Erdal Öztürk

Sosyal Medyanın Yaşam Üzerindeki Etkileri

Erdal Öztürk

Çeşitli sosyal medyada yer almak, çoğu çocuk ve yetişkin için rutin bir  etkinlik haline geldi. Bir araştırmaya göre, gençlerin% 22'si en sevdikleri sosyal medya sitelerine günde 10'dan fazla  ve yetişkinlerin yarısından fazlası da günde bir kez olmak üzere bir sosyal medya sitesinde oturum açıyor. Gençlerin % 75'i cep telefonlarını; % 25'i sosyal medya,% 54 mesajlaşma, % 24  konuşma için kullanıyor. 8-18 yaş arasındaki çocuklar, okul dışı medya sitelerini kullanarak günde 7,5 saatten fazla zaman geçirerek, haftada 7 gün harcıyorlar.

12-17 yaşları arasındaki gençler, günlük yaşamlarında kısa mesajları kullanarak yüz yüze iletişim de dahil olmak üzere diğer iletişim türlerinden daha fazla zaman harcıyorlar. Bu neslin sosyal ve duygusal gelişiminin büyük bir kısmı Internet ve cep telefonlarında yaşanıyor. Çocukların ve gençlerin sosyal medya sitelerinde harcadıkları zaman, yüz yüze iletişim için harcadıkları zamandan daha fazla. Yine başka bir araştırmaya göre, 1997-2017 yılları arasında, ekran etkinlikleri (TV, bilgisayar, video oyunları, vb.) Artarken, çocukların dışarıda geçirdikleri zaman süresi % 70 oranında azaldı. Çocukların elektronik cihazlara erişimi son iki yılda beş kat arttı.

Sosyal Medya Sitelerini Kullanmanın Faydaları

Sosyal medya siteleri, çocuklara arkadaşlarına ve ailenize bağlı kalma, yeni arkadaşlıklar kurma, resim paylaşma ve fikir alışverişinde bulunma fırsatı sunar.
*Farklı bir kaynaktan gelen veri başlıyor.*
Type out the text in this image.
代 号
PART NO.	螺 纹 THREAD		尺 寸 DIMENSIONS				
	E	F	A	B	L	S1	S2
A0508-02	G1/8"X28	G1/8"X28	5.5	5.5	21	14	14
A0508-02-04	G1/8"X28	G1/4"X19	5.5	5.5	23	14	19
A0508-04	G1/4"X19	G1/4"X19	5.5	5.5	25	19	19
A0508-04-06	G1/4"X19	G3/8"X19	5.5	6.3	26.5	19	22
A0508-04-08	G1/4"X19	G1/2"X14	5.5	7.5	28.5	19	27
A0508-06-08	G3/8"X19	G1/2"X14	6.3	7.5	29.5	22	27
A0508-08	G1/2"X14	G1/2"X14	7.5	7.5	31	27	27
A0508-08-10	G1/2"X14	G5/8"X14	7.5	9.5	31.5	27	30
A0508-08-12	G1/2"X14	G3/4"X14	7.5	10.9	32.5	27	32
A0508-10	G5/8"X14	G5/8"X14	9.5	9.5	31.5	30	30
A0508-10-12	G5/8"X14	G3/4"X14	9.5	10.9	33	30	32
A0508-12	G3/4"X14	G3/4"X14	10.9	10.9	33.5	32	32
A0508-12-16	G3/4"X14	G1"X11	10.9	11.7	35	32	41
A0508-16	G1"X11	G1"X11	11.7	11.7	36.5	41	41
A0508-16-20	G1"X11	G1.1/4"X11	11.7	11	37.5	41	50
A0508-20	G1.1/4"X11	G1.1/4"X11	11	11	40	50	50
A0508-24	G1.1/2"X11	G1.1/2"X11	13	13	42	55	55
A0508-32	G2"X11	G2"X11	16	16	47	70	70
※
Çocuklar ayrıca kendi sanatlarını veya müziklerini paylaşarak yaratıcılıklarını geliştirerek topluluklara katılabilirler.Sosyal medya siteleri ayrıca gelişmiş öğrenme fırsatları sunmaktadır. Bazı okullar blog'ları İngilizce becerilerini, yazı ve yaratıcılığını geliştirmek için öğretim araçları olarak kullanmaktadır. Facebook ve benzeri diğer siteler öğrencilerin okul dışında toplanmasına ve ödevler hakkında fikir alışverişinde bulunmasına veya grup projelerinde işbirliği yapmasına fırsat tanır.

Sosyal Medyayı Kullanmanın Riskleri

Sosyal medyayı kullanmak, çoğu zaman yetişkinlerin bile fark etmediği riskler oluşturabilir.

Siber zorbalık, başka bir kişi hakkında yanlış, utanç verici veya düşmanca bilgi paylaşmak tüm gençler için risk oluşturmaktadır. Siber zorbalık herkese olabilir ve genellikle depresyon, kaygı ve hatta intihar gibi psikolojik problemlere neden olabilir.

Yapılan bir araştırmada Gençlerin% 20'sinin çevrim içi olarak çıplak veya yarı çıplak fotoğraf veya video paylaştığını gösteriyor. Bu gibi birçok resim ya da video, çevrim içi olarak hızlı bir şekilde yayılır ve telafisi zor yaralar açabilir.

'Facebook depresyonu', sosyal medya sitelerinde vakit geçiren çocukların ve gençlerin sonucu olarak gelişen depresyona atıfta bulunan yeni bir terimdir. Gençler kendilerini başkalarının fotolarıyla ve diğerlerinin daha iyi yaşamlarının illüzyonuyla karşılaştırdıklarında benlik saygısı ve depresyonda artış yaşayabilirler. Depresyon, bu çocukları, toplumsal izolasyona ve riskli çevrim içi web sitelerinden, bloglara, madde kullanımı, güvensiz cinsel ilişki veya kendine zarar verme davranışları dahil olmak üzere sağlıksız başa çıkma mekanizmalarını teşvik edebilecek sorunlar için yardım almak zorunda bırakabilir.

Birçok çocuk ve yetişkin, çevrim içi yaptıkları her şeyin 'dijital ayak izi' oluşturduğu gerçeğini anlamıyor. Bu, gelecekteki itibarlarını zedeleyebilir, iş başvurularına zarar verebilir ve onları sonsuza kadar takip edebilir.